4. It is then contended by Mr. Brar that in this case the Additional Sessions Judge could not exercise the powers under Section 399, I.P.C. in view of the fact that the records of the case had not "been called for by himself" as envisaged by Sub-section (1) of this section. This submission of Mr. Brar also does not impress me. Firstly it is against the following observations made in Bal Kishan Jain's case 1981 Cri LJ 796 (Punj & Har) (supra):

It is well settled by a long line of precedents that the revisional powers under the earlier Code contained in Section 435 to 439 were to be read and construed together and not in isolated watertight compartments. What was said with regard to those provisions pertaining to the revisional jurisdiction would ring equally true with the corresponding provisions in the new Code. Therefore Sections 398 and 399 of the new Code have inevitably to be read together as one integral whole and both of them indeed supplement and dovetail into each other. Therefore, once a case is before the Court of Session in its revisional jurisdiction then the power under both Sections 398 and 399, can be exercised by it and it is immaterial and academic to investigate as to which specific provision has been actually invoked.
and secondly, the instant case is essentially one where the records had so been called for by the Sessions Judge on a revision petition having been filed before him by the complainant. The misconception from which Mr. Brar appears to suffer is that the records in this case had been called for by the Additional Sessions Judge only for examining the question as to whether the order of the Magistrate in not summoning the petitioners as accused for purposes of their trial under Sections 302/34, I.P.C., was legal or valid and not for any other purpose.

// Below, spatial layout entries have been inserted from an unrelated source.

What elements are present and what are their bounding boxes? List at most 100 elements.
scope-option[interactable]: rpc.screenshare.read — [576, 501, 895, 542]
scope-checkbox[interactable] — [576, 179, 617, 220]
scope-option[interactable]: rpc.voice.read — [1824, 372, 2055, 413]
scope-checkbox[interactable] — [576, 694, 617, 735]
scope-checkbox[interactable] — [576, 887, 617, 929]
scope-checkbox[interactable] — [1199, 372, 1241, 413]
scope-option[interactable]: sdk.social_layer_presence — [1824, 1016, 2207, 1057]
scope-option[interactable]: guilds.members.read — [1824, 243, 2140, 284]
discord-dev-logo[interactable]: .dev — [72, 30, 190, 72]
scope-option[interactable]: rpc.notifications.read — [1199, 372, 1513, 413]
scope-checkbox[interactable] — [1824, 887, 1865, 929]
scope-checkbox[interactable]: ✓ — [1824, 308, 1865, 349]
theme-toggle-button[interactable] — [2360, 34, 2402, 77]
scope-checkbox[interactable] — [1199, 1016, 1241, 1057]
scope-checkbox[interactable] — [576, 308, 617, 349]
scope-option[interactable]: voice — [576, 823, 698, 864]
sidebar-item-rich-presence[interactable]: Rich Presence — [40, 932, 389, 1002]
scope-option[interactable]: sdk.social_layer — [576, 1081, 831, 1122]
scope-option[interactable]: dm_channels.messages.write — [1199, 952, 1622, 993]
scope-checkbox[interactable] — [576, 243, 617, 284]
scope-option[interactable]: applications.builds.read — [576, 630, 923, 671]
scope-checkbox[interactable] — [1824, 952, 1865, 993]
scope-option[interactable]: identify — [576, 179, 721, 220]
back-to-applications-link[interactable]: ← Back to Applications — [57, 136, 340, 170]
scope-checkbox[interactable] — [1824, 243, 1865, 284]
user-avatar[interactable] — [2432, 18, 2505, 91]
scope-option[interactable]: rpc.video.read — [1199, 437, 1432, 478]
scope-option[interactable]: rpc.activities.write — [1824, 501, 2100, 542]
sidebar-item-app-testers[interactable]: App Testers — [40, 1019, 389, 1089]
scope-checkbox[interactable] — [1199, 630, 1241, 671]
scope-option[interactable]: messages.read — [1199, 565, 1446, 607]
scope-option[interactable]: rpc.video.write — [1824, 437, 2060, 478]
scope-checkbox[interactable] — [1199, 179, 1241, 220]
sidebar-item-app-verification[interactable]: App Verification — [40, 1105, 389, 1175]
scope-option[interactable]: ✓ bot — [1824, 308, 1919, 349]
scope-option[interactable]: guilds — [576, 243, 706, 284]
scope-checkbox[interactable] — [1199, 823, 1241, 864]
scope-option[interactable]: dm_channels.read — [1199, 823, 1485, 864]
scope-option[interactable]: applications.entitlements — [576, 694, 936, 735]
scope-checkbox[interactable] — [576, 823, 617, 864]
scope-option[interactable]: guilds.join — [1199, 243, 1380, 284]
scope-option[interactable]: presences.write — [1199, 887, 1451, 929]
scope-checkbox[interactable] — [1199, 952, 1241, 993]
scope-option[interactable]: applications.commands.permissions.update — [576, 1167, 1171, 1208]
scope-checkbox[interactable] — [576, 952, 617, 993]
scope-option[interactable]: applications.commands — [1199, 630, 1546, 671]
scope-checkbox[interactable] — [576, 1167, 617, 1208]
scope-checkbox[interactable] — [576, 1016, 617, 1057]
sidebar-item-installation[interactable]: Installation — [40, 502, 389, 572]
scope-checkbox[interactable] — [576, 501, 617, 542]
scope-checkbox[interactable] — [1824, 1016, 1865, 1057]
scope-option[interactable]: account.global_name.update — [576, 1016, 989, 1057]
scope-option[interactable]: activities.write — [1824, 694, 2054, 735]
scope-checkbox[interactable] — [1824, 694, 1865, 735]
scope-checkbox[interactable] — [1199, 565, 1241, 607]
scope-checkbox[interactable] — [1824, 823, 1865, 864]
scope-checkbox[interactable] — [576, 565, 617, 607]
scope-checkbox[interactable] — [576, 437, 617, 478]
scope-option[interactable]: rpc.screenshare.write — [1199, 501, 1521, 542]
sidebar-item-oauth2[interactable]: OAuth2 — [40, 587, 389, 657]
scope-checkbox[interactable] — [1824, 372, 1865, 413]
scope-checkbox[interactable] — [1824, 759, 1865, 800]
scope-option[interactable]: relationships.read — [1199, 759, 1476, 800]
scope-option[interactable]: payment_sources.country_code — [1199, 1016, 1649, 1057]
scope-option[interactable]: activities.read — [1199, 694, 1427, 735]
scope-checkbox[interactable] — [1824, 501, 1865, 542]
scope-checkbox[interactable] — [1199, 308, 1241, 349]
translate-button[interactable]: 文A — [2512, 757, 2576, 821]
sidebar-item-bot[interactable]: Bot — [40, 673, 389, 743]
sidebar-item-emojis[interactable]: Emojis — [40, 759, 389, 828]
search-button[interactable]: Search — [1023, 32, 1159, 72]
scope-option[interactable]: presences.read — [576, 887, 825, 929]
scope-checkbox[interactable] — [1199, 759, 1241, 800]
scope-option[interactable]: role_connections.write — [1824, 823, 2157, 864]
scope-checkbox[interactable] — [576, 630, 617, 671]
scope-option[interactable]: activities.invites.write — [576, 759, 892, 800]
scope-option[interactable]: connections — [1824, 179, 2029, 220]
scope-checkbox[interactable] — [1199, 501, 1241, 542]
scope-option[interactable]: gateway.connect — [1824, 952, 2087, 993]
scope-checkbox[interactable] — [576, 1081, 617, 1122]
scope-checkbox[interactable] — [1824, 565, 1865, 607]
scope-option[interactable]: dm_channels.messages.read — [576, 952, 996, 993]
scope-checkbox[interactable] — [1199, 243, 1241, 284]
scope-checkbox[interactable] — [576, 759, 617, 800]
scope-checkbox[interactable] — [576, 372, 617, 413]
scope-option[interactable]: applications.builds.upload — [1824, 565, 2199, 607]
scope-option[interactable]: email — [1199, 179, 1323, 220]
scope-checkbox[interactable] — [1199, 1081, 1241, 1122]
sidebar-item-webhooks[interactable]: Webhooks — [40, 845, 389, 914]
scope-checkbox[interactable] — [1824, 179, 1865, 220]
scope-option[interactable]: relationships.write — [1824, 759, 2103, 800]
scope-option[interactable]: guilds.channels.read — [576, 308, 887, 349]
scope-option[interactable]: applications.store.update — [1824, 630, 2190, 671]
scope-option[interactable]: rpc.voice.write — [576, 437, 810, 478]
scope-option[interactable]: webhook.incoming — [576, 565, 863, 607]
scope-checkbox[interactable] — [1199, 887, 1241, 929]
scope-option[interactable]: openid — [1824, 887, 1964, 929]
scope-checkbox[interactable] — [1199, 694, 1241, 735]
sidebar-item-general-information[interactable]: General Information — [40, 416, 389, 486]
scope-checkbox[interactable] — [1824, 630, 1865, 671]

According to him if the Additional Sessions Judge has examined the records of the case for any other purpose, then it has to be taken that he called for the records suo motu and examined them of his own and not at the instance of the petitioners before him. He appears to understand words "called for by himself" occurring in Section 399(1) to mean suo motu only and not on the filing of a revision petition by an aggrieved party, I am, however, of the opinion that there is no warrant or justification to attribute such a restricted meaning to the words "called for by himself". For this view of mine I seek support from the observations made in Patel Siddegowda v. K. Siddegowda 1976 Cri LJ 1967 (Kant).

5. In the light of the discussion above I find no infirmity in the impugned order of the Additional Sessions Judge and thus this petition fails and is dismissed.